Demnach war zu diesem Zeitpunkt die Überlegung richtig und wichtig, wie und wo die Vielzahl zu erwartender Güter in Deutschland künftig umgeschlagen werden sollte – vor allem vor dem Hintergrund wachsender Schiffsgrößen. Da Elbe und Weser, was die Tiefgänge betrifft, begrenzt sind, war es durchaus nachvollziehbar, sich für einen neuen Hafenstandort zu entscheiden. Dass die Wahl dabei auf Wilhelmshaven fiel, ist aufgrund der vorhandenen Tiefwassersituation durchaus plausibel.

Durch die Krise ist den etablierten Häfen gewissermaßen ein Warenkollaps erspart geblieben. Sie haben aus den Kapazitätsengpässen vor der Wirtschaftsflaute gelernt und die schwache wirtschaftliche Phase genutzt, um ihre Terminals auszubauen oder zu modifizieren, neue Krane zu ordern oder Liegeplätze zu vertiefen, um auf den erhofften Aufschwung vorbereitet zu sein.

Jetzt, wo die Krise die Schifffahrt noch immer fest im Griff hat, drängt mit dem JadeWeserPort ein weiterer Hafen in den Markt. Demnach steht eine entscheidende Frage im Raum: Weshalb sollte ein Reeder in diesen Zeiten Verkehre aus einem anderen Hafen, der funktioniert und den er über Jahre bedient, abziehen und nach Wilhelmshaven kommen?

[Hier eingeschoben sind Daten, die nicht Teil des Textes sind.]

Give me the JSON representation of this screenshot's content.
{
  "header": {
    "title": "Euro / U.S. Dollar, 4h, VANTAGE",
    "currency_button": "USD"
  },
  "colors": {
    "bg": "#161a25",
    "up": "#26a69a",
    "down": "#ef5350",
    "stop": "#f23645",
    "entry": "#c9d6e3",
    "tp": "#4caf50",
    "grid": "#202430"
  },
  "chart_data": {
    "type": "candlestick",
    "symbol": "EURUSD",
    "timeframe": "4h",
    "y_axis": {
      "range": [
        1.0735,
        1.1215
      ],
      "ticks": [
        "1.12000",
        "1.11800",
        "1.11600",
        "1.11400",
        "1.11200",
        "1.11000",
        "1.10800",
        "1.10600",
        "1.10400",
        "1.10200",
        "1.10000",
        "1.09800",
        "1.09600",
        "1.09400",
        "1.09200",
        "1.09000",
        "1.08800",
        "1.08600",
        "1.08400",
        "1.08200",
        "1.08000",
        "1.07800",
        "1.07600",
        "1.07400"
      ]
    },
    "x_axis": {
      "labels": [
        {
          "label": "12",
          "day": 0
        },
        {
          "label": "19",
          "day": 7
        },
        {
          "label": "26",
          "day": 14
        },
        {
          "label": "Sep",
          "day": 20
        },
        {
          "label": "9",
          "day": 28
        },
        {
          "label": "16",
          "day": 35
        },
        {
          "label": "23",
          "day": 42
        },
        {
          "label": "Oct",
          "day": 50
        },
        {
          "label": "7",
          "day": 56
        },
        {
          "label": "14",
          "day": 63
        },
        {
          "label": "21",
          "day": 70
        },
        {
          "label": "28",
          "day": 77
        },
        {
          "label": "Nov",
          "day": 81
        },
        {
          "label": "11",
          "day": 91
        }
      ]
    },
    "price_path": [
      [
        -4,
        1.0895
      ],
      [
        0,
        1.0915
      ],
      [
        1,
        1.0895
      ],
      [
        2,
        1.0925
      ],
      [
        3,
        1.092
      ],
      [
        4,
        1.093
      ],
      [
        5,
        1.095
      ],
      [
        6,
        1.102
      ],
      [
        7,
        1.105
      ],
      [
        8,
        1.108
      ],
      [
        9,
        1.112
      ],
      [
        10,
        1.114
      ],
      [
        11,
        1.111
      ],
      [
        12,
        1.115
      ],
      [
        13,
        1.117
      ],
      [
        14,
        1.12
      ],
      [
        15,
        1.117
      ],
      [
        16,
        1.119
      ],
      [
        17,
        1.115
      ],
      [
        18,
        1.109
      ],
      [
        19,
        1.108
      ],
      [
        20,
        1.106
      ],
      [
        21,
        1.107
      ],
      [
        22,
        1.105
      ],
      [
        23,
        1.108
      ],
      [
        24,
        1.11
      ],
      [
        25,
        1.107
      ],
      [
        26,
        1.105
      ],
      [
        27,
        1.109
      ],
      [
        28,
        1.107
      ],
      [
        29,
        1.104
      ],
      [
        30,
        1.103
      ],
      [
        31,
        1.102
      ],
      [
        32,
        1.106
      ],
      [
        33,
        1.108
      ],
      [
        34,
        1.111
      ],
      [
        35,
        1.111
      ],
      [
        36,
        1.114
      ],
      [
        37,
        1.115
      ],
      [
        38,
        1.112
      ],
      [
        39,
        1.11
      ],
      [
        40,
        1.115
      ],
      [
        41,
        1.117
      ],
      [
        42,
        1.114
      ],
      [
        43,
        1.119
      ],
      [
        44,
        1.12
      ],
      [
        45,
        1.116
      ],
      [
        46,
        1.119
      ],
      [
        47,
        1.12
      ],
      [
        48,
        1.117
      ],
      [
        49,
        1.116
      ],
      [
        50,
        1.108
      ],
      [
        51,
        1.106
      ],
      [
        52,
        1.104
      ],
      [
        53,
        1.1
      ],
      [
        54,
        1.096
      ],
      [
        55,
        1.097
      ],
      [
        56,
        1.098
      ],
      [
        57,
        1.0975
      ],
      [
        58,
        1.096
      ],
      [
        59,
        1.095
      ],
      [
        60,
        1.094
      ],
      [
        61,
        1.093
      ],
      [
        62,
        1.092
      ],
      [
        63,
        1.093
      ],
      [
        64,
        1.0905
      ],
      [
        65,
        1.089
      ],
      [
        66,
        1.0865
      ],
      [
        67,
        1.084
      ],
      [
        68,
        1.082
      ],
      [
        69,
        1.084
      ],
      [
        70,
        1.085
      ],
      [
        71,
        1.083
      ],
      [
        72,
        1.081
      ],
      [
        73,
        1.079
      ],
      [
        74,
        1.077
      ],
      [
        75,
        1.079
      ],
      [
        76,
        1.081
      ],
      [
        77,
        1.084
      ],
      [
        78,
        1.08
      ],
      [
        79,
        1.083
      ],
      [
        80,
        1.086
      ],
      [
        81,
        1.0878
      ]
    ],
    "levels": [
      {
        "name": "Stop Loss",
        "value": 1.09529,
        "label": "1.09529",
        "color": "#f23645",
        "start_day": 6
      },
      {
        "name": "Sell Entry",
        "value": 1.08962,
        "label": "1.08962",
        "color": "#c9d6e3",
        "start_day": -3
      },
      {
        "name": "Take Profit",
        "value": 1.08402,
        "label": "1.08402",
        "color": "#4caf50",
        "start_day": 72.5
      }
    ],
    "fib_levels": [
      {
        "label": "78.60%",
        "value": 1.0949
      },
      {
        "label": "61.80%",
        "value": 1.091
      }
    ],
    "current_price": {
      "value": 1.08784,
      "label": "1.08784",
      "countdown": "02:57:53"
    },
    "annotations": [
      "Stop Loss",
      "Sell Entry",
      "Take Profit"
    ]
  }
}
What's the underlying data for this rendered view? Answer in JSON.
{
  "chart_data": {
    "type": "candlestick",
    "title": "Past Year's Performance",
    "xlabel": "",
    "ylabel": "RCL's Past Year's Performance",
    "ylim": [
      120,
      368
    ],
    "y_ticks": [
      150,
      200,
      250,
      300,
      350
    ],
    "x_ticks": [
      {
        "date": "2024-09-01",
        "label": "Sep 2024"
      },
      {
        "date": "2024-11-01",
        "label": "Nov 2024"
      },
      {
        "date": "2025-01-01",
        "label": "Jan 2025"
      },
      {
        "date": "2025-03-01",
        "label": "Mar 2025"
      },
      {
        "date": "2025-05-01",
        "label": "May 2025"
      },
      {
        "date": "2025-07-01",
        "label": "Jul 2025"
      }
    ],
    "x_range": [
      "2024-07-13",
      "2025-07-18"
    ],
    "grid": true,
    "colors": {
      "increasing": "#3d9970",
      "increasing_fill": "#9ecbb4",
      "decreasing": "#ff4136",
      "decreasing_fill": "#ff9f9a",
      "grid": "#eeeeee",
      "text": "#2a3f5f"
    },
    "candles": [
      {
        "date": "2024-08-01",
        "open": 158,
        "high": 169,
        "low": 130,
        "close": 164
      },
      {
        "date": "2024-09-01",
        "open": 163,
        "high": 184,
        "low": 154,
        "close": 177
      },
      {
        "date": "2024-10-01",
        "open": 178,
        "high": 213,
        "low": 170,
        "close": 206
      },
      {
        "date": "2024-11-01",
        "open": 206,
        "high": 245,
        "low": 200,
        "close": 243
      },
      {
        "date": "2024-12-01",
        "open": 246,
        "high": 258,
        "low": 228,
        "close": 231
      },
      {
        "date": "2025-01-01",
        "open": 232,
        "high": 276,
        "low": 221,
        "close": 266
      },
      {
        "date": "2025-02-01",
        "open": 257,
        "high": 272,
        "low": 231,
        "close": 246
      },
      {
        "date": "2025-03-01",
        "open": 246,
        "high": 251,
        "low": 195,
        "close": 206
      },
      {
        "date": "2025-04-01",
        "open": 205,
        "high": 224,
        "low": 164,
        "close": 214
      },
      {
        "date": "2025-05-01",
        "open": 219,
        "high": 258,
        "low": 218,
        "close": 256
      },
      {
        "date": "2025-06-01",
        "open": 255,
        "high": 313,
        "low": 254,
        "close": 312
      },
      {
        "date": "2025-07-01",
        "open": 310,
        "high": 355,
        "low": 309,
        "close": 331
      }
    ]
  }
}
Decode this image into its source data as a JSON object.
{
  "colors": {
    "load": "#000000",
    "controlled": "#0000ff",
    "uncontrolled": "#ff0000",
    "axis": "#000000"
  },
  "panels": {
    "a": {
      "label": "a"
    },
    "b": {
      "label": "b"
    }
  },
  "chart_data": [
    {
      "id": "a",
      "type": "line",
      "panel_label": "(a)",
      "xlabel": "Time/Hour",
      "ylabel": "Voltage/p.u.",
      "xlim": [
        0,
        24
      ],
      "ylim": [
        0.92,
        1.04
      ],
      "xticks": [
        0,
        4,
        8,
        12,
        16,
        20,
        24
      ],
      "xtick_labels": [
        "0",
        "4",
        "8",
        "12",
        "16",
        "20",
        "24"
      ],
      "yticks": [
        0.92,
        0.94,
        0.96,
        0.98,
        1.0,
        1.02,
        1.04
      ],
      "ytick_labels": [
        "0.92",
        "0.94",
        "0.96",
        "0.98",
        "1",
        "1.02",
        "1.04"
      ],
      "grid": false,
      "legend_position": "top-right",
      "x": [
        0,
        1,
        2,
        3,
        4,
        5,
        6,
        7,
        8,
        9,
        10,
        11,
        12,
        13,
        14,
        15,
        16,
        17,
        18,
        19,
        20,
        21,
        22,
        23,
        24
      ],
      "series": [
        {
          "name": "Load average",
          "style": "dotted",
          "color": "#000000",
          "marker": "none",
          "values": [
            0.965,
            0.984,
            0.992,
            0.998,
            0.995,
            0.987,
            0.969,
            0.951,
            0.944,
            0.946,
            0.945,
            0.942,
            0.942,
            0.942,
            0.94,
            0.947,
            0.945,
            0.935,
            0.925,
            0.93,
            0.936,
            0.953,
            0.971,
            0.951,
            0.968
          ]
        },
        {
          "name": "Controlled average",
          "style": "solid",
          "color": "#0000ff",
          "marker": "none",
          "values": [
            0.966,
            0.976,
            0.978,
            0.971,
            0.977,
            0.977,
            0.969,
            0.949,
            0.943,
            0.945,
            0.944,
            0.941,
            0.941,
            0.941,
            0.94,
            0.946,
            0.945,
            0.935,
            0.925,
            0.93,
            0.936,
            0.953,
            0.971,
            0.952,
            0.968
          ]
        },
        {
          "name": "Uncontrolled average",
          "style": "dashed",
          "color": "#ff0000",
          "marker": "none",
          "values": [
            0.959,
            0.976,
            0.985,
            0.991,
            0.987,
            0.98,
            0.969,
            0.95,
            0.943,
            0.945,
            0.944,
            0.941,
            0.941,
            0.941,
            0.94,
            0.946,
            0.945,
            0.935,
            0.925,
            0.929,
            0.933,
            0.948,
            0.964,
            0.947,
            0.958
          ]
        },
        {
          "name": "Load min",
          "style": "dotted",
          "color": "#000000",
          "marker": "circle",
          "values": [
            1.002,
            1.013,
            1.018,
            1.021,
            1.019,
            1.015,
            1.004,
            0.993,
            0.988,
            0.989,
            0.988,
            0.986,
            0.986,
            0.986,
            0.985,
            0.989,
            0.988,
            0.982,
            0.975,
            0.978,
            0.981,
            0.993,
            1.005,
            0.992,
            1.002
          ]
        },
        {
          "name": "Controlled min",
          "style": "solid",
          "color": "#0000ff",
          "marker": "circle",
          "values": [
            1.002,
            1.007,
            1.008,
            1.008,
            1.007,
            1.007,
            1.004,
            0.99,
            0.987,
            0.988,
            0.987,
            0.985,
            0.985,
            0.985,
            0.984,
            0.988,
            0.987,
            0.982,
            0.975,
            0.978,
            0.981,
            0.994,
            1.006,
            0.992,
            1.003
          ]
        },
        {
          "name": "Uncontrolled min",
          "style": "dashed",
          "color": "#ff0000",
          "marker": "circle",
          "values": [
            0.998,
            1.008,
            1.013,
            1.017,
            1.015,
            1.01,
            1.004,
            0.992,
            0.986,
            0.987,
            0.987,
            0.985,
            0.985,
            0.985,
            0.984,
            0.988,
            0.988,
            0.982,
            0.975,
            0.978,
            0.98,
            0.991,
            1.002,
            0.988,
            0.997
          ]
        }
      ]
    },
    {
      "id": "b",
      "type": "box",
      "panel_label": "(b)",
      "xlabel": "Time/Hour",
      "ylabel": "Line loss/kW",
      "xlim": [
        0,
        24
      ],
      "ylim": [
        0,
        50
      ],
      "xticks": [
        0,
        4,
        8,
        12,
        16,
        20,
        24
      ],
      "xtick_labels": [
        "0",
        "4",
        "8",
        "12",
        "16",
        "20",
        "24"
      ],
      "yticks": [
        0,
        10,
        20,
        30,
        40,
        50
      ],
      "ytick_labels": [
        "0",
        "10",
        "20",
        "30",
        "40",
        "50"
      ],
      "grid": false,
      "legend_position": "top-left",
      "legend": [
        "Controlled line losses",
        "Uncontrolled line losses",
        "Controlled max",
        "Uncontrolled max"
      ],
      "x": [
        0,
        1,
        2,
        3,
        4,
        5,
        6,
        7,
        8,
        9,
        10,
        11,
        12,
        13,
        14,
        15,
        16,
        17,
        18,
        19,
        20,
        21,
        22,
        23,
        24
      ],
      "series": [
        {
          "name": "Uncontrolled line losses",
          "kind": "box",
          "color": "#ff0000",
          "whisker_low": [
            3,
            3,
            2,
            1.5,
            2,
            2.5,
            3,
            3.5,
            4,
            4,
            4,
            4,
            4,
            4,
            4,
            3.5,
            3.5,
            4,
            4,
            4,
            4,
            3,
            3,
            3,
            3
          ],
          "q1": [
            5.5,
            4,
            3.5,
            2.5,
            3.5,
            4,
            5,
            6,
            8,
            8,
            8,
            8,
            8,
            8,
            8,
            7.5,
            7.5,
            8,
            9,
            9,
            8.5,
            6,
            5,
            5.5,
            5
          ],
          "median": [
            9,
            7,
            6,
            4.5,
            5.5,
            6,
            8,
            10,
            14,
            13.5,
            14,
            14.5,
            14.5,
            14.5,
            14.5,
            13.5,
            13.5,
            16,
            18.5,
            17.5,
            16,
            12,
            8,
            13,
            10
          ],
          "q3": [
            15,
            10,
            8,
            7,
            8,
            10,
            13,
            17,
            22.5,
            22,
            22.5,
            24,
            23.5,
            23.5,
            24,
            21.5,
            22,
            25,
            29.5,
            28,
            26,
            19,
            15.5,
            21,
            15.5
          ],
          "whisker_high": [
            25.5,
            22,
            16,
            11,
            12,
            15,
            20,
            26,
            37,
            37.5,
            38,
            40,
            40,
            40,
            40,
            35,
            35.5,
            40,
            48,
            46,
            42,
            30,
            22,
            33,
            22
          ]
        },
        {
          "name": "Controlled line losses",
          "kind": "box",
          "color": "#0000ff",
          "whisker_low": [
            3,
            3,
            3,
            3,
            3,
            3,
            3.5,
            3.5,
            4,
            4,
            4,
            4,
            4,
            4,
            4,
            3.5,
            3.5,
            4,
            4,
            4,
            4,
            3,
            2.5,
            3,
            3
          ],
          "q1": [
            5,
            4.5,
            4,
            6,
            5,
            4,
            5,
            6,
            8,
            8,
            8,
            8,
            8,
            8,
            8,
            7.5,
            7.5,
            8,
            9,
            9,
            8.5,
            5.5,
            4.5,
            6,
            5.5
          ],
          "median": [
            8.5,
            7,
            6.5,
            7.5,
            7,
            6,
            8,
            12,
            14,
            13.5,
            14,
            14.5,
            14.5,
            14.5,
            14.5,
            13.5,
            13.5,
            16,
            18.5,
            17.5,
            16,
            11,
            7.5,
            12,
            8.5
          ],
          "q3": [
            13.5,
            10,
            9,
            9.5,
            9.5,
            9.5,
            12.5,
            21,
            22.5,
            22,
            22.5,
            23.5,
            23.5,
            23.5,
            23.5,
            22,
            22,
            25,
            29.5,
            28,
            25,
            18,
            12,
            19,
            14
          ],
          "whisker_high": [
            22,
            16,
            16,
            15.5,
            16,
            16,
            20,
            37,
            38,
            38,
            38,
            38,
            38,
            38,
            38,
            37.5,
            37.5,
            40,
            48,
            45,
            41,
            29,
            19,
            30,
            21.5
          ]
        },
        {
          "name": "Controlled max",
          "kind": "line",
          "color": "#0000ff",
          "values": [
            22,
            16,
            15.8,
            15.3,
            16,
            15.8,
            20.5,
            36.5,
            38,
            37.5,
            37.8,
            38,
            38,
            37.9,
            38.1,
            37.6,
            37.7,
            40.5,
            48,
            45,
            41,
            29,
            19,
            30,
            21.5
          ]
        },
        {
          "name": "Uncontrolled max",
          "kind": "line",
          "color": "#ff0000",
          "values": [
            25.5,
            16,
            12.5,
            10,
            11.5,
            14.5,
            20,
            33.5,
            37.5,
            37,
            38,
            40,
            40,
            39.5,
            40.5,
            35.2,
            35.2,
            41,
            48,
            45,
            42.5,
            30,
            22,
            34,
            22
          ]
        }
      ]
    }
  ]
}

Herausforderungen für den neuen Hafen

Die eigentliche Herausforderung der Wilhelmshavener besteht also darin, zunächst den Hafen in der Branche bekannt zu machen und Unternehmen und Reedereien vom Projekt JadeWeserPort zu überzeugen. Dafür muss Wilhelmshaven einen einwandfreien Hafenbetrieb und Warenweitertransport ins Hinterland und per Feederschiff gewährleisten, um Reedereien, die andere Häfen der Nordrange anlaufen, zu überzeugen, Dienste nach Wilhelmshaven zu verlegen. Nur durch einen reibungslosen Terminalbetrieb und eine lückenlose Transportkette lassen sich Schifffahrtsunternehmen für den neuen Hafen gewinnen. Die überregionale Infrastruktur ist hierbei von entscheidender Bedeutung, da ein Großteil der Waren ins Hinterland weitertransportiert wird. Demnach muss vor allem die Bahnlinie zügig ertüchtigt werden.

Prognose

Nach dem Motto »aller Anfang ist schwer« dürfte der JadeWeserPort nach seiner Inbetriebnahme zunächst vor einer schwierigen Phase stehen, die sich durch die aktuelle Krise vermutlich noch verlängern wird. Zudem haben die Schlagzeilen über Risse in der Kaimauer bei potenziellen Kunden das Vertrauen in den Hafen sicher nicht gerade erhöht. Es wird daher eine gewisse Zeit dauern, bis sich der JadeWeserPort am Markt etabliert, was für einen neuen Hafen aber keineswegs ungewöhnlich ist. Setzt das prognostizierte Wirtschaftswachstum ein und steigt die Entwicklung der Schiffsgrößen weiterhin an, sodass sich auch die Tiefgänge erhöhen, wird sich der Wilhelmshavener Containerhafen zu einer positiven Ergänzung der bestehenden Hafenstandorte entwickeln und die in ihn gesteckten Erwartungen erfüllen – immer vorausgesetzt, dass die Warentransportkette einwandfrei funktioniert. Dann werden sich auch Reedereien, Containerreparaturfirmen, Speditionen etc. im unmittelbaren Hafenumfeld ansiedeln.

Gute Standortfaktoren in Wilhelmsha­ven, allen voran die Tiefwassersituation, die vorhandenen Freiflächen und die kurze Revierfahrt, sind vorhanden, sodass dem JadeWeserPort mittel- bis langfristig eine positive Zukunft bevorstehen kann.